Semarang (ANTARA News) - Ketua Badan Pengkajian (BP) Majelis Permusyawaratan Rakyat (MPR) RI Bambang Sadono menyatakan masyarakat ingin diberlakukannya lagi konsep Garis-Garis Besar Haluan Negara (GBHN).

"Jadi, konsep GBHN (reaktivasi, red.) ini sudah dimunculkan, mulai dari Forum Rektor Indonesia (FRI) secara tertulis.

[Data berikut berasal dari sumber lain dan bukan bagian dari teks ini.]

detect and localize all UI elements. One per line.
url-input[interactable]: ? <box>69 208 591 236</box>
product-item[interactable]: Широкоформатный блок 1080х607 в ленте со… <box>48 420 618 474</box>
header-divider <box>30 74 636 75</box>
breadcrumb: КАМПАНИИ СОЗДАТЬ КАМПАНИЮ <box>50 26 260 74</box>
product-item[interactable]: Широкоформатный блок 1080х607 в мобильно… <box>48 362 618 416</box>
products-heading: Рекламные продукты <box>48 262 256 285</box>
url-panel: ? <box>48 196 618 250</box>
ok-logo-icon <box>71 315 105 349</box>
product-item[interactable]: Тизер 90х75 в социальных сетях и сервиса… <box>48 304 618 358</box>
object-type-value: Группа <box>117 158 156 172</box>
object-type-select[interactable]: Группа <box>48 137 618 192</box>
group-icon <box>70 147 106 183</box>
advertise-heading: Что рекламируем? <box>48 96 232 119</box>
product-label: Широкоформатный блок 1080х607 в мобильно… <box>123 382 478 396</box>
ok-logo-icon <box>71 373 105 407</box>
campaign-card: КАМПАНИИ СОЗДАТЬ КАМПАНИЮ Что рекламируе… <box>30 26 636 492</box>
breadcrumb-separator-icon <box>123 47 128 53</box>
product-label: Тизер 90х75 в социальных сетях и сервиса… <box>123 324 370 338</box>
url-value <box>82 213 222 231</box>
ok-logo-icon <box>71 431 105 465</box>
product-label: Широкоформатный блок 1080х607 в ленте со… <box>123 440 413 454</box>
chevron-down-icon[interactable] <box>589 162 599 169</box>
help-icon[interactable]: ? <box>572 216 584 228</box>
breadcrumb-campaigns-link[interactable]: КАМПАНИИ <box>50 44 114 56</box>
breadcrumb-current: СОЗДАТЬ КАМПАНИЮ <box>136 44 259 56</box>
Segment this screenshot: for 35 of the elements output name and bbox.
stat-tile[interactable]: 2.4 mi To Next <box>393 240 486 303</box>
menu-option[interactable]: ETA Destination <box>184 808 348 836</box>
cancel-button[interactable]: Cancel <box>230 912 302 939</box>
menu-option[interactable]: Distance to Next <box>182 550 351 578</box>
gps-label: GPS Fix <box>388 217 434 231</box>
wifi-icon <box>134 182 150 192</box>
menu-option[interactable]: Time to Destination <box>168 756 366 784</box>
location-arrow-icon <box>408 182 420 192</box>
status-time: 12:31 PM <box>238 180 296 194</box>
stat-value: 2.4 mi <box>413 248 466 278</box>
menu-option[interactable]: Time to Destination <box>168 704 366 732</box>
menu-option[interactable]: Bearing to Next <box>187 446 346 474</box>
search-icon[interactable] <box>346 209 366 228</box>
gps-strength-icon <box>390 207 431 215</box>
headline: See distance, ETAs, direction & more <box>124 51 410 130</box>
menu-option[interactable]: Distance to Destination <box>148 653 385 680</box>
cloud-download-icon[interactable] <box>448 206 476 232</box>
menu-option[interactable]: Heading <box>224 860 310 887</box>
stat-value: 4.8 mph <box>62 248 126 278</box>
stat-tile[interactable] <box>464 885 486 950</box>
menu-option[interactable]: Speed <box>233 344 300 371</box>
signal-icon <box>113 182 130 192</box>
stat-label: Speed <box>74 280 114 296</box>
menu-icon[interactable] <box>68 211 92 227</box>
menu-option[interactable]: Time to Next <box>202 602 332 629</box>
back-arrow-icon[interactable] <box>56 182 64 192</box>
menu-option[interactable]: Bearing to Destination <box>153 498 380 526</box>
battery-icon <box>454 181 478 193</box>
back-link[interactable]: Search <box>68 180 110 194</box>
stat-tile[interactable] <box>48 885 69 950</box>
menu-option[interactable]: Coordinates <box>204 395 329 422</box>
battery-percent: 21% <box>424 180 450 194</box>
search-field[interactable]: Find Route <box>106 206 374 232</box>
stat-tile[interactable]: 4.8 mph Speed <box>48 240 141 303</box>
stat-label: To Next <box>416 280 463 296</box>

Secara resmi, PDI Perjuangan juga mengajukan," katanya di Semarang, Senin.

Hal itu diungkapkan anggota Dewan Perwakilan Daerah (DPD) RI asal Jawa Tengah itu usai diskusi bertajuk "Penguatan DPD RI dan Reaktivasi GBHN" di Hotel Citra Dream yang diprakarsai DPD RI.

Dari hasil kajian BP MPR, kata mantan Sekretaris Jenderal Persatuan Wartawan Indonesia (PWI) tersebut, pengaktifan kembali GBHN ternyata mendapatkan respons masyarakat yang paling besar.

"Artinya, masyarakat memang menginginkan supaya ada panduan pembangunan yang terencana, seperti GBHN. Walau apapun namanya tidak menjadi masalah," kata pria kelahiran Blora, 30 Januari 1957 itu.

Konsep GBHN penting, kata dia, supaya bisa dirancang program pembangunan dalam jangka yang jauh.

Bahkan, pembangunan sampai 50-100 tahun ke depan bisa dirancang, kata Bambang, sebagaimana yang disampaikan Ketua Umum DPP PDI Perjuangan Megawati.

"Pentingnya GBHN kembali diberlakukan. Pertama, supaya bisa dirancang (pembangunan, red.) dalam jangka yang jauh. Kemudian, agar ada keterpaduan dari pemerintah pusat sampai pemerintah daerah," katanya.

Ia menegaskan kebijakan pemerintah pusat dengan daerah tidak akan berbeda-beda jika konsep seperti GBHN diberlakukan.

Ketiga, kata dia, kebijakan pemerintaha satu dengan pemerintah lainnya ke depan juga akan tetap menyatu meski sudah berganti-ganti pemerintahan.

"Jangan sampai, kebijakan pemerintah satu dengan lainnya nanti tidak sama, misalnya soal guru. Pemerintah ke depan tidak bertanggung jawab karena beralasan itu keputusan pemerintahan yang lalu," pungkasnya.